What a packet is — and is not
- It is a self-describing summary: recommendation, score band, risk drivers, evidence references, data-freshness stamps, generation time, and WalletWall’s boundary statements embedded in the data itself.
- It is not an endorsement, attestation, or certification of the wallet it describes, and it is never a custody, insurance, or return claim. Readiness signals are research heuristics. A packet with a missing score honestly reads “insufficient evidence” — never zero.
- Boundary statements are non-strippable: a payload without them is rejected as invalid by the packet page.
The privacy model
Everything after the# is a URL fragment. Fragments are never sent in HTTP
requests, so the packet content — including the wallet address — never reaches
WalletWall’s servers, CDN logs, or analytics when a link is opened. Analytics
page-view URLs additionally redact any payload-sized fragment. Sharing a link is
still publishing: anyone holding it can read the packet. A “share without
address” variant is issued separately for redacted sharing.
Two independent checks
Every issued packet carries two verifiable properties: 1. Integrity — the content hash (evidence.reportHash).

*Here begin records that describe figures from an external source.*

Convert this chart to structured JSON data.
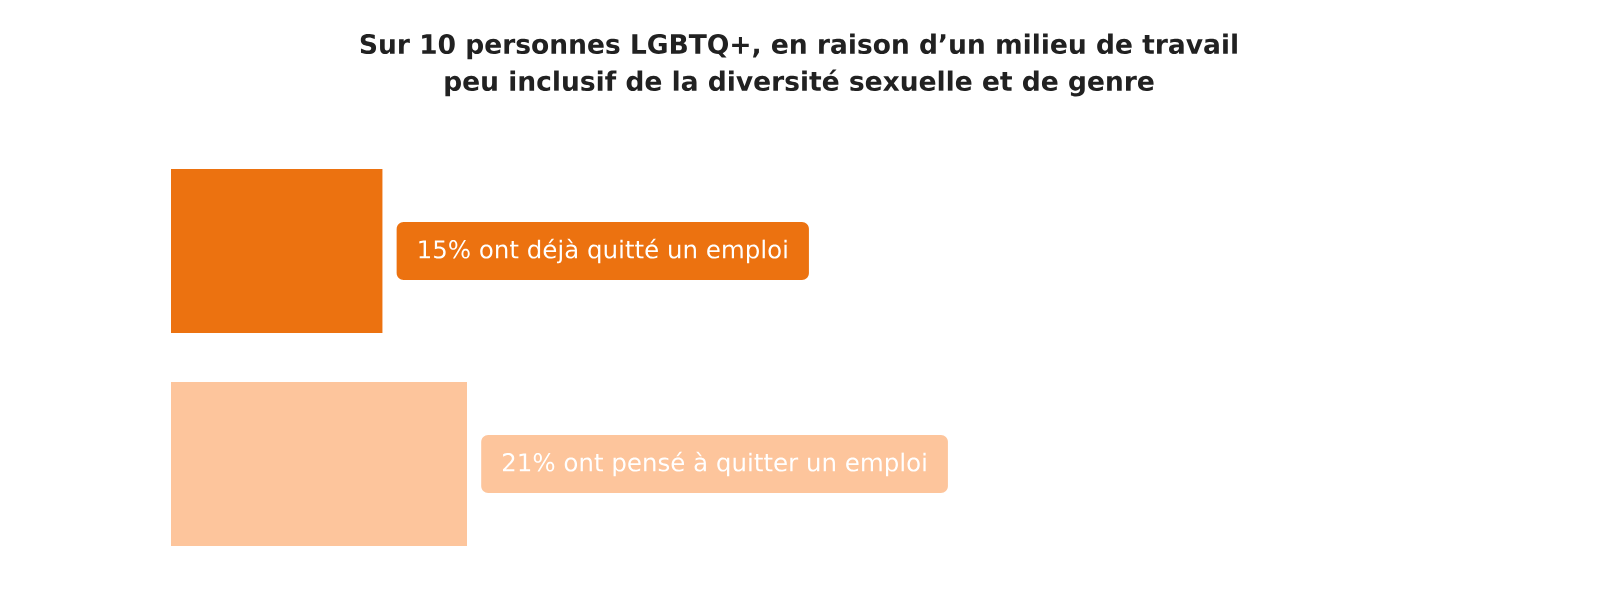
{
  "chart_data": {
    "type": "bar",
    "orientation": "horizontal",
    "title": "Sur 10 personnes LGBTQ+, en raison d’un milieu de travail peu inclusif de la diversité sexuelle et de genre",
    "categories": [
      null,
      null
    ],
    "values": [
      15,
      21
    ],
    "colors": [
      "#ec7210",
      "#fdc59c"
    ],
    "value_labels": [
      "15% ont déjà quitté un emploi",
      "21% ont pensé à quitter un emploi"
    ]
  }
}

SHA-256 over the packet’s canonical JSON: recursively key-sorted, no
insignificant whitespace, with evidence.reportHash set to null and the
issuerSignature field removed before hashing. To verify independently:
download the packet JSON, apply those two exclusions, canonicalize, hash, and
compare. A mismatch usually means a truncated link — ask for the JSON file.
2. Authenticity — the issuer signature (issuerSignature).
An ECDSA P-256 signature over the same canonical bytes (with only
issuerSignature removed), created by WalletWall’s server when it derived the
packet from its own scheduled data. Verify against WalletWall’s published
packet-signing public key. The hash alone proves a link wasn’t corrupted;
only the signature proves WalletWall issued the content. The packet page
renders the full presentation only when the signature verifies — unsigned
or altered payloads get a warning and the raw JSON, nothing more.